My editor blinks. “There are four of them?”
I drop my head into my hands. At my reaction, she full-on belly laughs.
“Look,” she says, business mode sliding back into place, “since you’re clearly in the middle of a disaster, we’ll push the detailed notes to Friday, and you take the rest of today to dry your house out and maybe not die of stress, okay?”
Relief floods me so hard, my eyes sting. “Okay. That would be—thank you. That’s amazing.”
“You can thank your charming neighbors,” she says, eyes flicking to Rhys. “If they hadn’t popped up, I might have been crankier.”
Rhys tilts his head. “Happy to help.”
“Careful,” she says. “I might steal you.”
By the time we say goodbye, my editor is smiling.
“Take care of yourself,” she says. “And tell your alphas—”

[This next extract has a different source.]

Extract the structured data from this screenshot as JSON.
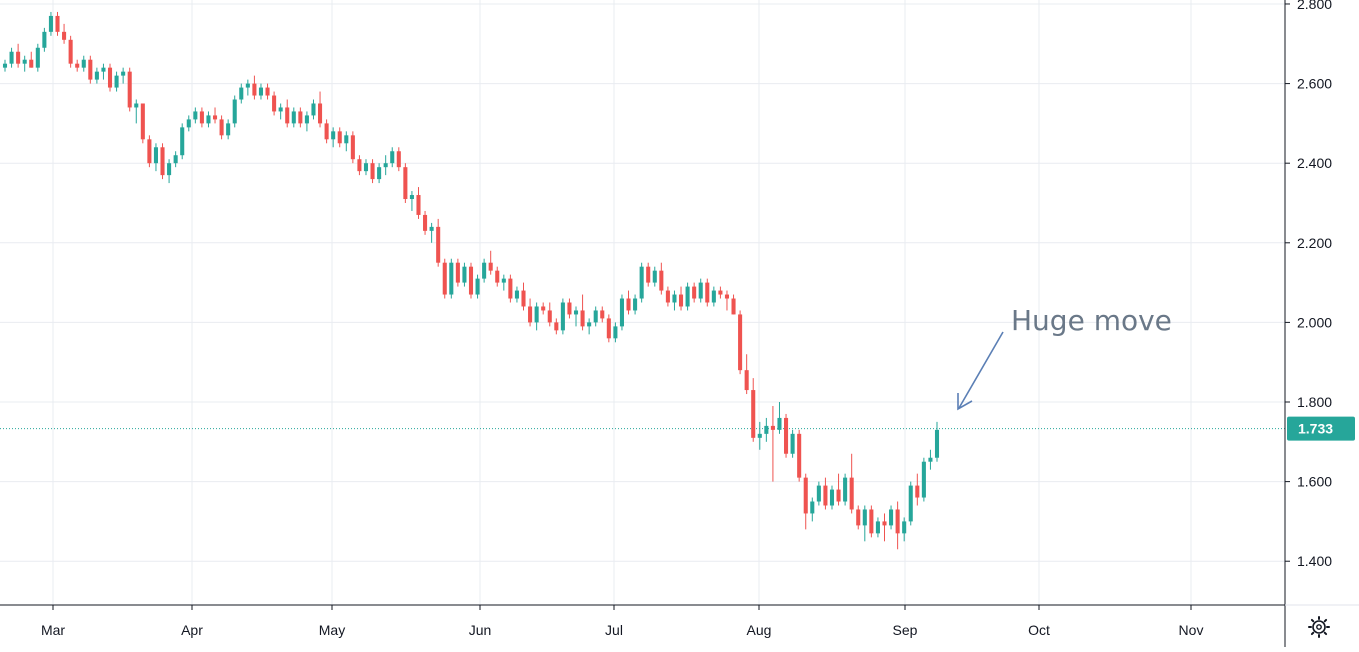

“They’re not my alphas,” I say, but for some reason it doesn’t come out as more than a whisper.
“—that if they break your concentration too much, I expect to be compensated with exclusive previews,” she finishes. “I’m not above bribery.”
“I’ll… pass on the message,” I say, voice faint.
The call ends, the screen goes back to my mortified reflection, and I close the laptop slowly.
Silence hums for a beat.
Then Declan explodes. “Your editor is my new favorite person. Iconic. Queen.”
Knox strides farther into the room, grinning like it’s Christmas. “She clocked us in ten seconds. Respect.”
“I like her,” Eli says, crossing his arms. “She has priorities.”
I give him a grateful nod as I sink down into the couch, dragging the blanket over my head. “I’m never speaking to any of you again.”
Rhys chuckles softly beside me. “She wasn’t mad, you know.”
“I was forty minutes late and she met my neighbors on Zoom,” I moan into the fabric. “This is my nightmare.”
“Could’ve been worse,” Declan says into the quiet. “You could’ve told her the truth.”
“Which part?” I mumble.
“The part where you’re currently refusing to emerge from my hoodie because you know it smells good.”
My face heats so quickly I’m pretty sure my skin could burn the blanket. “I am freezing! I’m trying to avoid hypothermia!”
“Sure you are,” I hear Declan say. “Denial. Very cute. I like it.”
“DEK,” three voices snap.
“What? She loves the hoodie.”
Under the blanket, my face gets even hotter. I peek out just in time to notice Eli’s turning toward the window, his attention shifting a split second before a heavy van door slams outside.
“Plumber’s here,” he announces.
Oh yeah, the plumber. The fact my whole house is under water. I struggle to sit up, tangling in the blanket. “I need to go talk to him. It’s my house, I have to—”
“Sit,” Eli says.
The word drops into the center of the room with that heavy, grounding beta resonance that vibrates in my chest. My limbs lock up. My omega hears the tone and practically melts into the cushions. I sink back down before I even realize I’m doing it.
“You’re barefoot and still shivering,” Eli says, his voice softening once he sees I’m not moving. “I’ll handle the walk-through. Stay warm.”
He doesn’t wait for my response. Just walks out the front door, closing it with a solid click that feels like a lock turning between me and the world.
Rhys settles back against the cushions. Knox doesn’t move. Declan stays in the chair.
They aren’t going out there.
The realization hits me hard: The alphas are guarding the nest.
And I am the thing in the middle.
It hits me then: if Knox and Eli hadn’t saved my belongings, if Rhys hadn’t hauled me out of the flood, if they hadn’t shoved me onto their Wi-Fi and charmed my editor, that call would’ve been a disaster. Or not happened at all.
I owe them.
Not just for the house, or the rug, or the laptop.
For my actual career.
I will never, ever say that out loud.
But as I peek out from under the blanket at Rhys’s profile, at Declan still grinning, at Knox leaning against the doorframe, the thought lodges in my chest and stays:
I’m indebted.
And, grateful.
Which is the most dangerous feeling of all.